Wali Kota Surabaya, Eri Cahyadi, kembali mencuri perhatian dengan kebijakan sosial yang menyentuh akar persoalan: pendidikan dan masa depan anak-anak dari keluarga tidak mampu, termasuk anak yang kerap dianggap “nakal.” Melalui dua program unggulan, yaitu asrama pendidikan dan satu keluarga miskin satu sarjana, Eri menunjukkan bahwa setiap anak, apapun latar belakangnya, berhak mendapat kesempatan yang sama untuk sukses.
Kebijakan ini tidak hanya menyasar masalah pendidikan, tetapi juga membangun karakter dan masa depan generasi muda Surabaya secara berkelanjutan.

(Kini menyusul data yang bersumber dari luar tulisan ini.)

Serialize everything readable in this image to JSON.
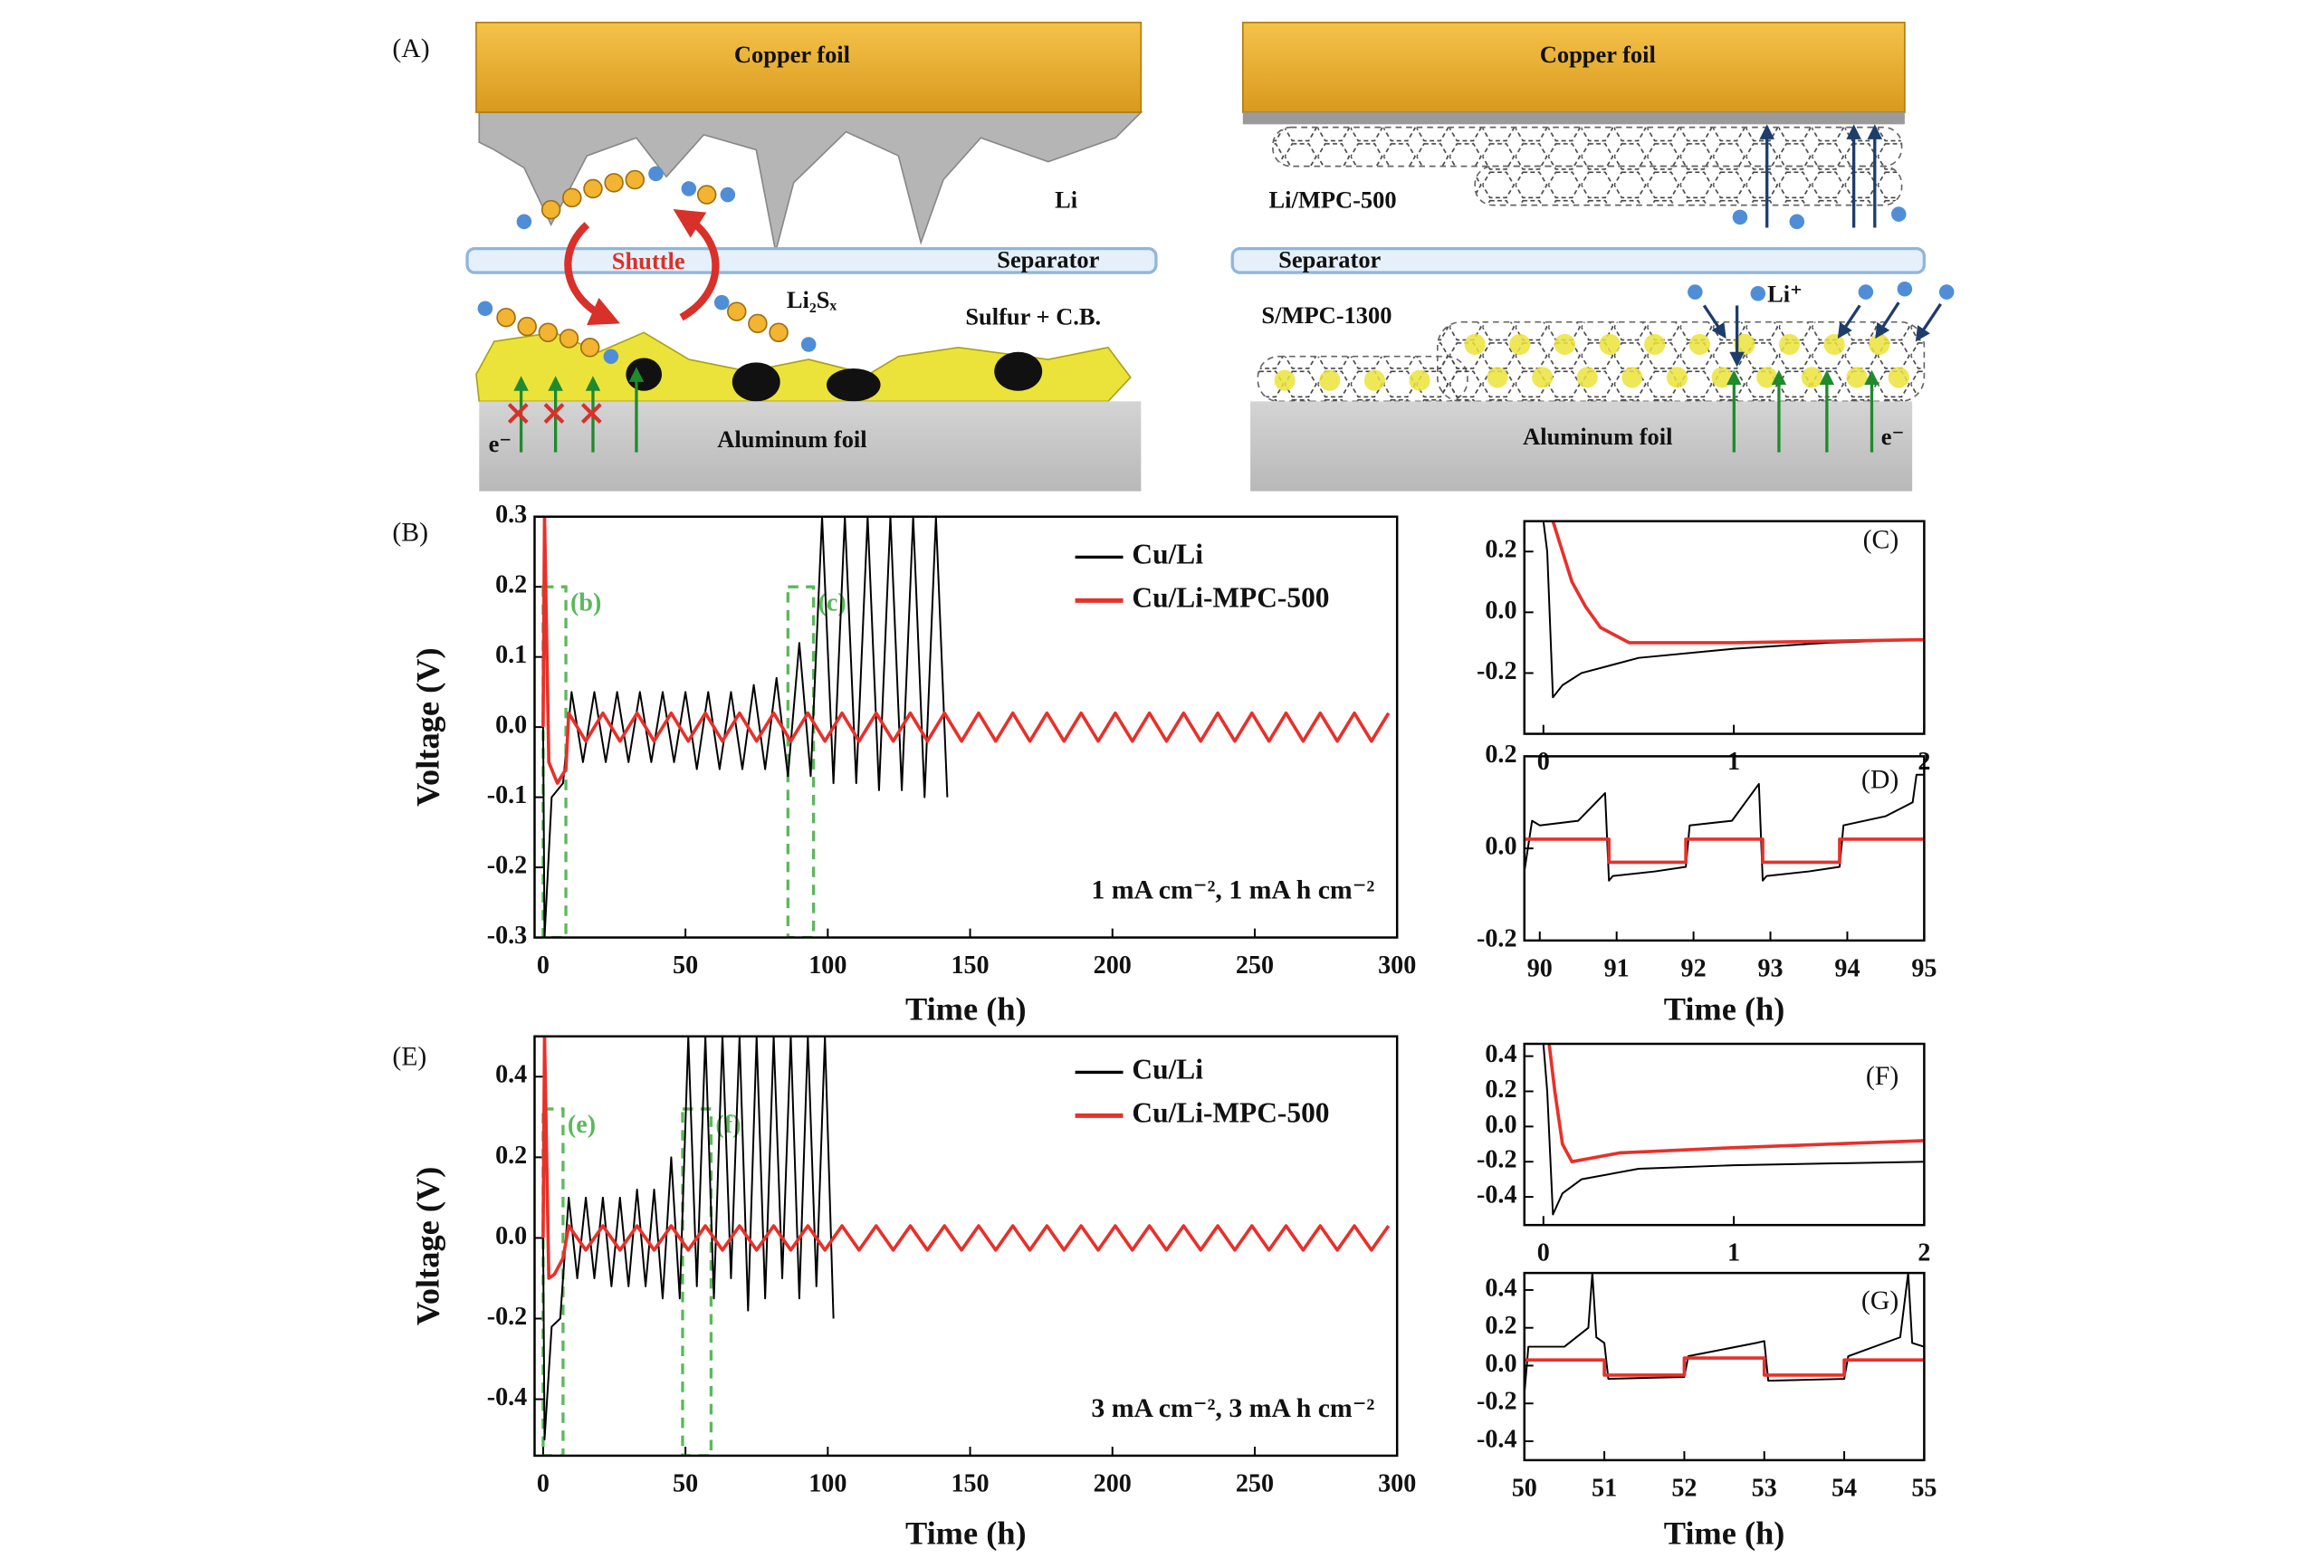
{
  "diagram": {
    "panel": "(A)",
    "left": {
      "copper": "Copper foil",
      "li": "Li",
      "shuttle": "Shuttle",
      "separator": "Separator",
      "polysulfide": "Li₂Sₓ",
      "cathode": "Sulfur + C.B.",
      "electron": "e⁻",
      "aluminum": "Aluminum foil"
    },
    "right": {
      "copper": "Copper foil",
      "anode": "Li/MPC-500",
      "separator": "Separator",
      "cathode": "S/MPC-1300",
      "ion": "Li⁺",
      "aluminum": "Aluminum foil",
      "electron": "e⁻"
    }
  },
  "chart_data": [
    {
      "type": "line",
      "panel": "(B)",
      "xlabel": "Time (h)",
      "ylabel": "Voltage (V)",
      "annotation": "1 mA cm⁻², 1 mA h cm⁻²",
      "legend": "upper right",
      "xlim": [
        -3,
        300
      ],
      "xticks": [
        0,
        50,
        100,
        150,
        200,
        250,
        300
      ],
      "ylim": [
        -0.3,
        0.3
      ],
      "yticks": [
        -0.3,
        -0.2,
        -0.1,
        {
          "value": 0,
          "label": "0.0"
        },
        0.1,
        0.2,
        0.3
      ],
      "zoom_boxes": [
        {
          "label": "(b)",
          "xlim": [
            0,
            8
          ],
          "ylim": [
            -0.3,
            0.2
          ]
        },
        {
          "label": "(c)",
          "xlim": [
            86,
            95
          ],
          "ylim": [
            -0.3,
            0.2
          ]
        }
      ],
      "series": [
        {
          "name": "Cu/Li",
          "color": "#000000",
          "x": [
            0,
            0.5,
            3,
            7,
            10,
            14,
            18,
            22,
            26,
            30,
            34,
            38,
            42,
            46,
            50,
            54,
            58,
            62,
            66,
            70,
            74,
            78,
            82,
            86,
            90,
            94,
            98,
            102,
            106,
            110,
            114,
            118,
            122,
            126,
            130,
            134,
            138,
            142
          ],
          "values": [
            0,
            -0.3,
            -0.1,
            -0.08,
            0.05,
            -0.05,
            0.05,
            -0.05,
            0.05,
            -0.05,
            0.05,
            -0.05,
            0.05,
            -0.05,
            0.05,
            -0.06,
            0.05,
            -0.06,
            0.05,
            -0.06,
            0.06,
            -0.06,
            0.07,
            -0.07,
            0.12,
            -0.07,
            0.3,
            -0.08,
            0.3,
            -0.08,
            0.3,
            -0.09,
            0.3,
            -0.09,
            0.3,
            -0.1,
            0.3,
            -0.1
          ]
        },
        {
          "name": "Cu/Li-MPC-500",
          "color": "#e8302a",
          "x": [
            0,
            0.5,
            2,
            5,
            8,
            9,
            15,
            21,
            27,
            33,
            39,
            45,
            51,
            57,
            63,
            69,
            75,
            81,
            87,
            93,
            99,
            105,
            111,
            117,
            123,
            129,
            135,
            141,
            147,
            153,
            159,
            165,
            171,
            177,
            183,
            189,
            195,
            201,
            207,
            213,
            219,
            225,
            231,
            237,
            243,
            249,
            255,
            261,
            267,
            273,
            279,
            285,
            291,
            297
          ],
          "values": [
            0,
            0.3,
            -0.05,
            -0.08,
            -0.06,
            0.02,
            -0.02,
            0.02,
            -0.02,
            0.02,
            -0.02,
            0.02,
            -0.02,
            0.02,
            -0.02,
            0.02,
            -0.02,
            0.02,
            -0.02,
            0.02,
            -0.02,
            0.02,
            -0.02,
            0.02,
            -0.02,
            0.02,
            -0.02,
            0.02,
            -0.02,
            0.02,
            -0.02,
            0.02,
            -0.02,
            0.02,
            -0.02,
            0.02,
            -0.02,
            0.02,
            -0.02,
            0.02,
            -0.02,
            0.02,
            -0.02,
            0.02,
            -0.02,
            0.02,
            -0.02,
            0.02,
            -0.02,
            0.02,
            -0.02,
            0.02,
            -0.02,
            0.02
          ]
        }
      ]
    },
    {
      "type": "line",
      "panel": "(C)",
      "xlim": [
        -0.1,
        2
      ],
      "xticks": [
        0,
        1,
        2
      ],
      "ylim": [
        -0.4,
        0.3
      ],
      "yticks": [
        -0.2,
        {
          "value": 0,
          "label": "0.0"
        },
        0.2
      ],
      "series": [
        {
          "name": "Cu/Li",
          "color": "#000000",
          "x": [
            0,
            0.02,
            0.05,
            0.1,
            0.2,
            0.5,
            1,
            1.5,
            2
          ],
          "values": [
            0.3,
            0.2,
            -0.28,
            -0.24,
            -0.2,
            -0.15,
            -0.12,
            -0.1,
            -0.09
          ]
        },
        {
          "name": "Cu/Li-MPC-500",
          "color": "#e8302a",
          "x": [
            0.05,
            0.1,
            0.15,
            0.22,
            0.3,
            0.45,
            1,
            2
          ],
          "values": [
            0.3,
            0.2,
            0.1,
            0.02,
            -0.05,
            -0.1,
            -0.1,
            -0.09
          ]
        }
      ]
    },
    {
      "type": "line",
      "panel": "(D)",
      "xlabel": "Time (h)",
      "xlim": [
        89.8,
        95
      ],
      "xticks": [
        90,
        91,
        92,
        93,
        94,
        95
      ],
      "ylim": [
        -0.2,
        0.2
      ],
      "yticks": [
        -0.2,
        {
          "value": 0,
          "label": "0.0"
        },
        0.2
      ],
      "series": [
        {
          "name": "Cu/Li",
          "color": "#000000",
          "x": [
            89.8,
            89.9,
            90.0,
            90.5,
            90.85,
            90.9,
            90.95,
            91.5,
            91.9,
            91.95,
            92.5,
            92.85,
            92.9,
            92.95,
            93.5,
            93.9,
            93.95,
            94.5,
            94.85,
            94.9,
            95
          ],
          "values": [
            -0.05,
            0.06,
            0.05,
            0.06,
            0.12,
            -0.07,
            -0.06,
            -0.05,
            -0.04,
            0.05,
            0.06,
            0.14,
            -0.07,
            -0.06,
            -0.05,
            -0.04,
            0.05,
            0.07,
            0.1,
            0.16,
            0.16
          ]
        },
        {
          "name": "Cu/Li-MPC-500",
          "color": "#e8302a",
          "x": [
            89.8,
            90.9,
            90.9,
            91.9,
            91.9,
            92.9,
            92.9,
            93.9,
            93.9,
            95
          ],
          "values": [
            0.02,
            0.02,
            -0.03,
            -0.03,
            0.02,
            0.02,
            -0.03,
            -0.03,
            0.02,
            0.02
          ]
        }
      ]
    },
    {
      "type": "line",
      "panel": "(E)",
      "xlabel": "Time (h)",
      "ylabel": "Voltage (V)",
      "annotation": "3 mA cm⁻², 3 mA h cm⁻²",
      "legend": "upper right",
      "xlim": [
        -3,
        300
      ],
      "xticks": [
        0,
        50,
        100,
        150,
        200,
        250,
        300
      ],
      "ylim": [
        -0.54,
        0.5
      ],
      "yticks": [
        -0.4,
        -0.2,
        {
          "value": 0,
          "label": "0.0"
        },
        0.2,
        0.4
      ],
      "zoom_boxes": [
        {
          "label": "(e)",
          "xlim": [
            0,
            7
          ],
          "ylim": [
            -0.54,
            0.32
          ]
        },
        {
          "label": "(f)",
          "xlim": [
            49,
            59
          ],
          "ylim": [
            -0.54,
            0.32
          ]
        }
      ],
      "series": [
        {
          "name": "Cu/Li",
          "color": "#000000",
          "x": [
            0,
            0.5,
            3,
            6,
            9,
            12,
            15,
            18,
            21,
            24,
            27,
            30,
            33,
            36,
            39,
            42,
            45,
            48,
            51,
            54,
            57,
            60,
            63,
            66,
            69,
            72,
            75,
            78,
            81,
            84,
            87,
            90,
            93,
            96,
            99,
            102
          ],
          "values": [
            0,
            -0.5,
            -0.22,
            -0.2,
            0.1,
            -0.1,
            0.1,
            -0.1,
            0.1,
            -0.12,
            0.1,
            -0.12,
            0.12,
            -0.12,
            0.12,
            -0.15,
            0.2,
            -0.15,
            0.5,
            -0.12,
            0.5,
            -0.15,
            0.5,
            -0.1,
            0.5,
            -0.18,
            0.5,
            -0.15,
            0.5,
            -0.1,
            0.5,
            -0.15,
            0.5,
            -0.12,
            0.5,
            -0.2
          ]
        },
        {
          "name": "Cu/Li-MPC-500",
          "color": "#e8302a",
          "x": [
            0,
            0.5,
            2,
            4,
            7,
            9,
            15,
            21,
            27,
            33,
            39,
            45,
            51,
            57,
            63,
            69,
            75,
            81,
            87,
            93,
            99,
            105,
            111,
            117,
            123,
            129,
            135,
            141,
            147,
            153,
            159,
            165,
            171,
            177,
            183,
            189,
            195,
            201,
            207,
            213,
            219,
            225,
            231,
            237,
            243,
            249,
            255,
            261,
            267,
            273,
            279,
            285,
            291,
            297
          ],
          "values": [
            0,
            0.5,
            -0.1,
            -0.09,
            -0.05,
            0.03,
            -0.03,
            0.03,
            -0.03,
            0.03,
            -0.03,
            0.03,
            -0.03,
            0.03,
            -0.03,
            0.03,
            -0.03,
            0.03,
            -0.03,
            0.03,
            -0.03,
            0.03,
            -0.03,
            0.03,
            -0.03,
            0.03,
            -0.03,
            0.03,
            -0.03,
            0.03,
            -0.03,
            0.03,
            -0.03,
            0.03,
            -0.03,
            0.03,
            -0.03,
            0.03,
            -0.03,
            0.03,
            -0.03,
            0.03,
            -0.03,
            0.03,
            -0.03,
            0.03,
            -0.03,
            0.03,
            -0.03,
            0.03,
            -0.03,
            0.03,
            -0.03,
            0.03
          ]
        }
      ]
    },
    {
      "type": "line",
      "panel": "(F)",
      "xlim": [
        -0.1,
        2
      ],
      "xticks": [
        0,
        1,
        2
      ],
      "ylim": [
        -0.56,
        0.47
      ],
      "yticks": [
        -0.4,
        -0.2,
        {
          "value": 0,
          "label": "0.0"
        },
        0.2,
        0.4
      ],
      "series": [
        {
          "name": "Cu/Li",
          "color": "#000000",
          "x": [
            0,
            0.02,
            0.05,
            0.1,
            0.2,
            0.5,
            1,
            2
          ],
          "values": [
            0.47,
            0.2,
            -0.5,
            -0.38,
            -0.3,
            -0.24,
            -0.22,
            -0.2
          ]
        },
        {
          "name": "Cu/Li-MPC-500",
          "color": "#e8302a",
          "x": [
            0.03,
            0.06,
            0.1,
            0.15,
            0.4,
            1,
            1.5,
            2
          ],
          "values": [
            0.47,
            0.2,
            -0.1,
            -0.2,
            -0.15,
            -0.12,
            -0.1,
            -0.08
          ]
        }
      ]
    },
    {
      "type": "line",
      "panel": "(G)",
      "xlabel": "Time (h)",
      "xlim": [
        50,
        55
      ],
      "xticks": [
        50,
        51,
        52,
        53,
        54,
        55
      ],
      "ylim": [
        -0.5,
        0.49
      ],
      "yticks": [
        -0.4,
        -0.2,
        {
          "value": 0,
          "label": "0.0"
        },
        0.2,
        0.4
      ],
      "series": [
        {
          "name": "Cu/Li",
          "color": "#000000",
          "x": [
            50,
            50.05,
            50.5,
            50.8,
            50.85,
            50.9,
            51,
            51.05,
            52,
            52.05,
            52.9,
            53,
            53.05,
            54,
            54.05,
            54.7,
            54.8,
            54.85,
            55
          ],
          "values": [
            -0.15,
            0.1,
            0.1,
            0.2,
            0.49,
            0.15,
            0.12,
            -0.07,
            -0.06,
            0.05,
            0.12,
            0.13,
            -0.08,
            -0.07,
            0.05,
            0.15,
            0.49,
            0.12,
            0.1
          ]
        },
        {
          "name": "Cu/Li-MPC-500",
          "color": "#e8302a",
          "x": [
            50,
            51,
            51,
            52,
            52,
            53,
            53,
            54,
            54,
            55
          ],
          "values": [
            0.03,
            0.03,
            -0.05,
            -0.05,
            0.04,
            0.04,
            -0.05,
            -0.05,
            0.03,
            0.03
          ]
        }
      ]
    }
  ]
}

Tak heran, langkah ini menuai banyak apresiasi dari berbagai kalangan.
Asrama untuk Anak “Nakal”: Pendidikan dan Pembinaan Karakter
Tak sedikit anak-anak di kota besar seperti Surabaya yang tumbuh dalam lingkungan yang kurang mendukung. Beberapa dari mereka bahkan terjerumus ke dalam pergaulan bebas, kenakalan remaja, hingga konflik sosial. Menanggapi hal ini, Eri Cahyadi tidak memilih untuk menghukum, tetapi justru mengajak mereka ke jalur pembinaan yang positif.
Melalui program asrama pendidikan, anak-anak yang sering dianggap “nakal” akan dibina dalam lingkungan yang lebih terarah. Di asrama tersebut, mereka mendapatkan bimbingan akademik, pelatihan karakter, hingga pembinaan rohani. Tujuannya jelas: mengubah perilaku negatif menjadi potensi positif yang bisa dikembangkan untuk masa depan.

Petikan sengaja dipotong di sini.